Youngblood analyses the works of 
    Jane Veeder who from being a video producer 
    has turned into a computer artist. 
    Veeder tries to handle computer 
    animation in an experimental manner 
    - being photographically realistic in 
    her works is of little interest for her.

        Gene Youngblood

        COMPUTER ART AS A WAY OF LIFE - JANE VEEDER

        Jane Veeder stands with Ed Emshwiller and Larry Cuba as one of the most gifted computer artists working in America today.
        Relatively unknown until recently, she is beginning to get the recognition she deserves. Her 1982 animation MONTANA is the only work of computer graphics in the Museum of Modern Art's video collection, and her interactive paint program / arcade game WARPITOUT was the sensation of the SIGGRAPH '82 Art Show in Boston.

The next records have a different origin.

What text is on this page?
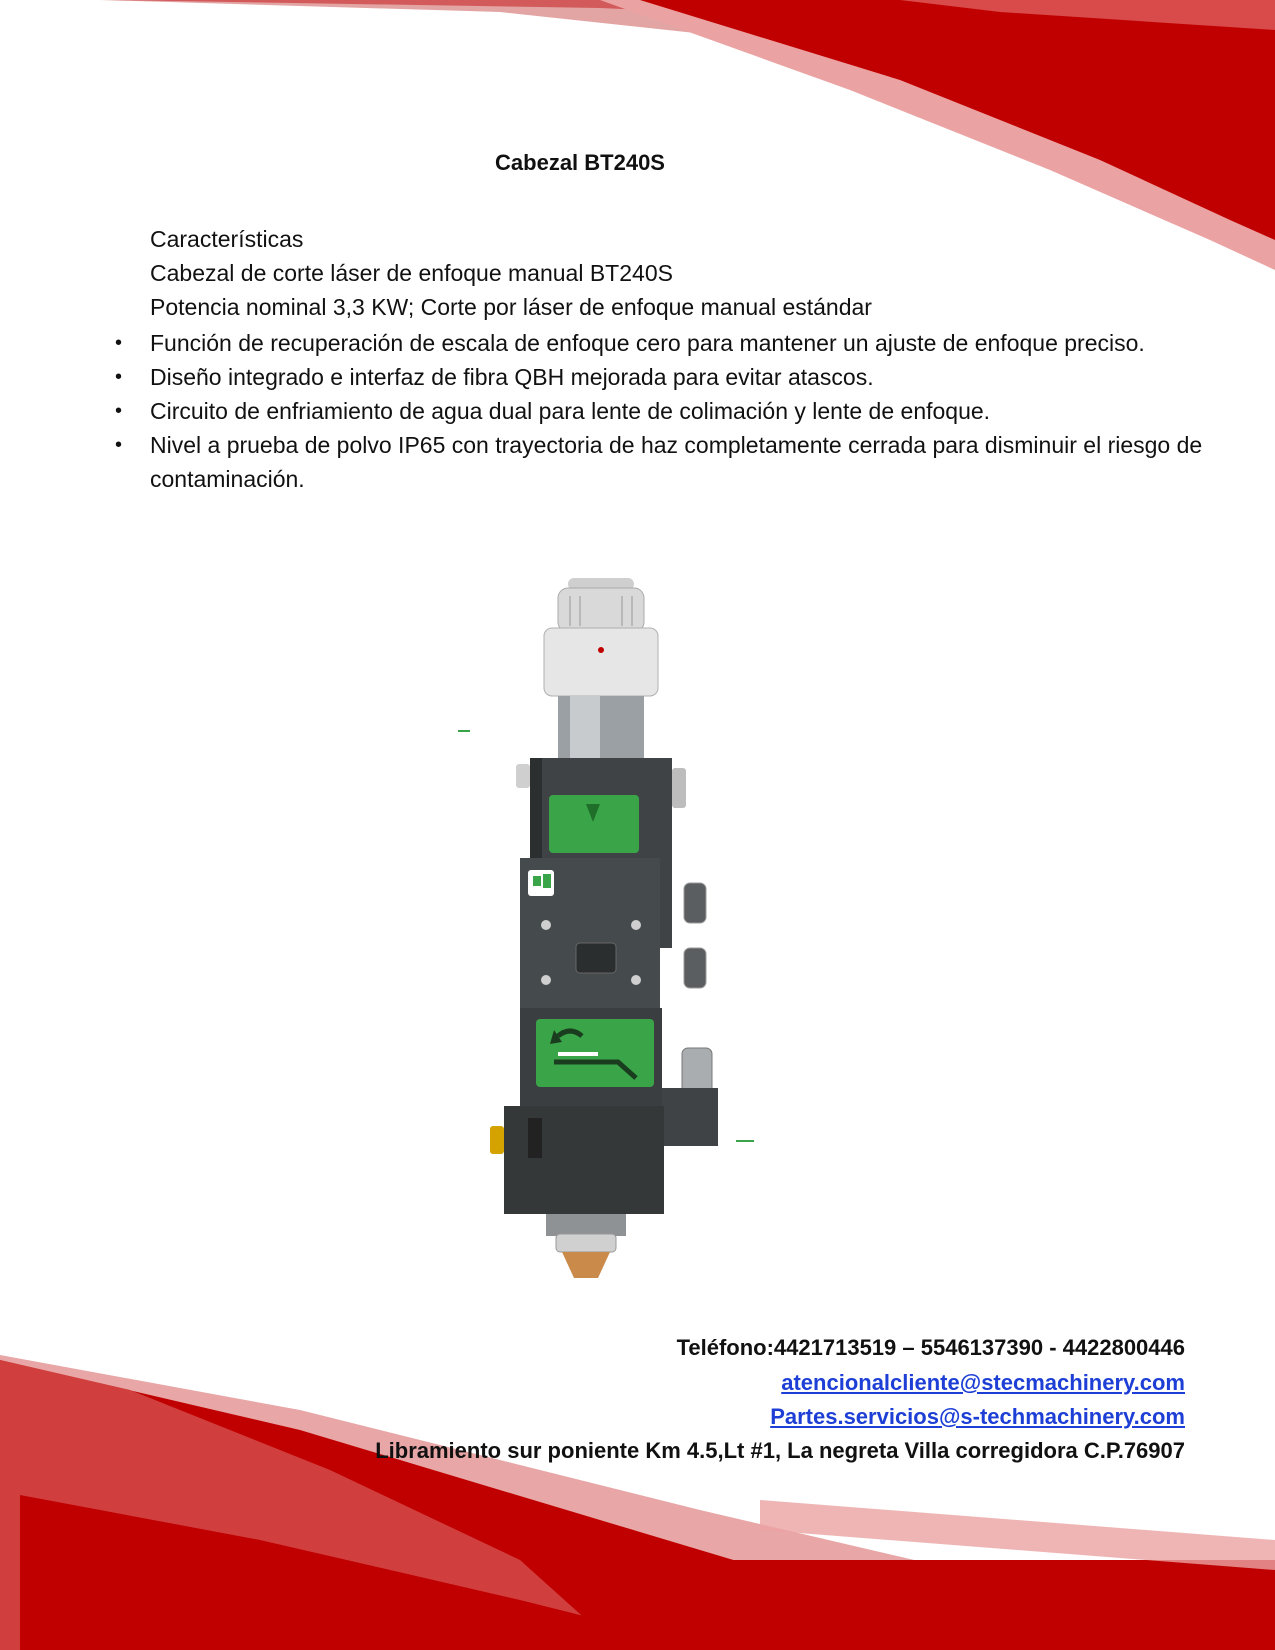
Cabezal BT240S
Características
Cabezal de corte láser de enfoque manual BT240S
Potencia nominal 3,3 KW; Corte por láser de enfoque manual estándar
• Función de recuperación de escala de enfoque cero para mantener un ajuste de enfoque preciso.
• Diseño integrado e interfaz de fibra QBH mejorada para evitar atascos.
• Circuito de enfriamiento de agua dual para lente de colimación y lente de enfoque.
• Nivel a prueba de polvo IP65 con trayectoria de haz completamente cerrada para disminuir el riesgo de contaminación.
Teléfono:4421713519 – 5546137390 - 4422800446
atencionalcliente@stecmachinery.com
Partes.servicios@s-techmachinery.com
Libramiento sur poniente Km 4.5,Lt #1, La negreta Villa corregidora C.P.76907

        Veeder works in ZGRASS a language written by Tom De Fanti exclusively for real-time interactive motion graphics. Incorporating the best features of Pascal, Smalltalk, Lisp and BASIC. ZGRASS is by all accounts the best graphics language around. Among other things, it is self-teaching and user-extensible - the users can create their own commands and integrate these command into the language, expanding and evolving it to fit their personal style of making images.

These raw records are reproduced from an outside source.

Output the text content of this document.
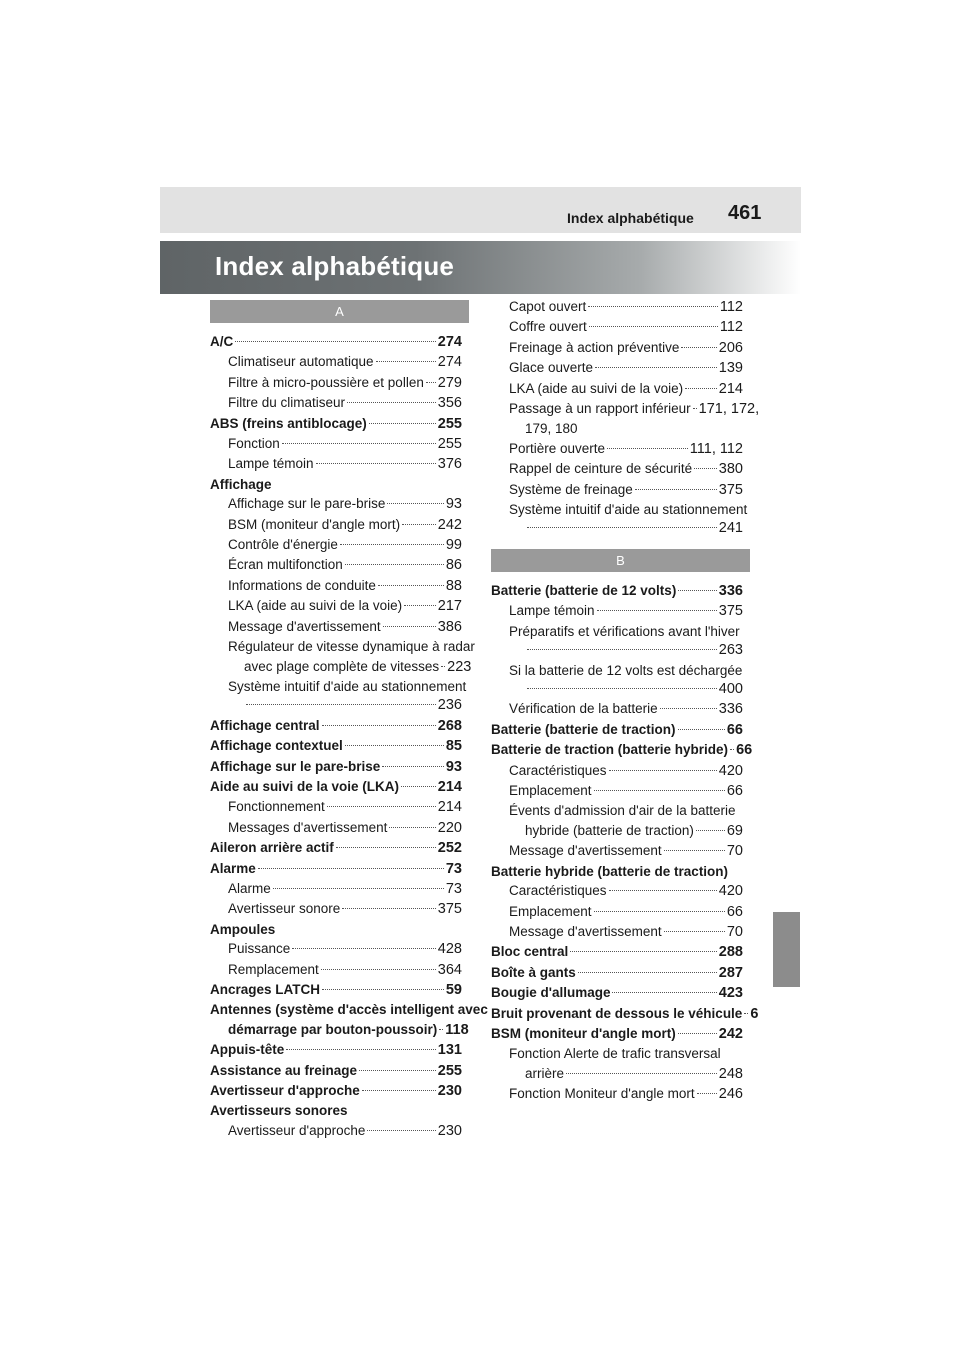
Index alphabétique 461
Index alphabétique
A
B
A/C	274
Climatiseur automatique	274
Filtre à micro-poussière et pollen 279
Filtre du climatiseur	356
ABS (freins antiblocage)	255
Fonction	255
Lampe témoin	376
Affichage
Affichage sur le pare-brise	93
BSM (moniteur d'angle mort)	242
Contrôle d'énergie	99
Écran multifonction	86
Informations de conduite	88
LKA (aide au suivi de la voie) 217
Message d'avertissement	386
Régulateur de vitesse dynamique à radar
avec plage complète de vitesses 223
Système intuitif d'aide au stationnement
236
Affichage central	268
Affichage contextuel	85
Affichage sur le pare-brise	93
Aide au suivi de la voie (LKA)	214
Fonctionnement	214
Messages d'avertissement	220
Aileron arrière actif	252
Alarme	73
Alarme	73
Avertisseur sonore	375
Ampoules
Puissance	428
Remplacement	364
Ancrages LATCH	59
Antennes (système d'accès intelligent avec
démarrage par bouton-poussoir) 118
Appuis-tête	131
Assistance au freinage	255
Avertisseur d'approche	230
Avertisseurs sonores
Avertisseur d'approche	230
Capot ouvert	112
Coffre ouvert	112
Freinage à action préventive	206
Glace ouverte	139
LKA (aide au suivi de la voie) 214
Passage à un rapport inférieur 171, 172,
179, 180
Portière ouverte	111, 112
Rappel de ceinture de sécurité 380
Système de freinage	375
Système intuitif d'aide au stationnement
241
Batterie (batterie de 12 volts)	336
Lampe témoin	375
Préparatifs et vérifications avant l'hiver
263
Si la batterie de 12 volts est déchargée
400
Vérification de la batterie	336
Batterie (batterie de traction)	66
Batterie de traction (batterie hybride) 66
Caractéristiques	420
Emplacement	66
Évents d'admission d'air de la batterie
hybride (batterie de traction) 69
Message d'avertissement	70
Batterie hybride (batterie de traction)
Caractéristiques	420
Emplacement	66
Message d'avertissement	70
Bloc central	288
Boîte à gants	287
Bougie d'allumage	423
Bruit provenant de dessous le véhicule 6
BSM (moniteur d'angle mort)	242
Fonction Alerte de trafic transversal
arrière	248
Fonction Moniteur d'angle mort 246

        ZGRASS runs only on the Datamax UV-1 Graphics Computer which contains three custom chips designed for Bally Arcade games like Wizards of War and Gorf - one chip for processing instructions, one for controlling the display, and one for sound synthesis. This makes ZGRASS faster than anything around at its price (about $ 10,000), and speed is essential for real-time animation. There's also a 16-screen memory that allows you to create and store sixteen different full-screen images and then call them up in a real time animation cycle. Output is standard NTSC video.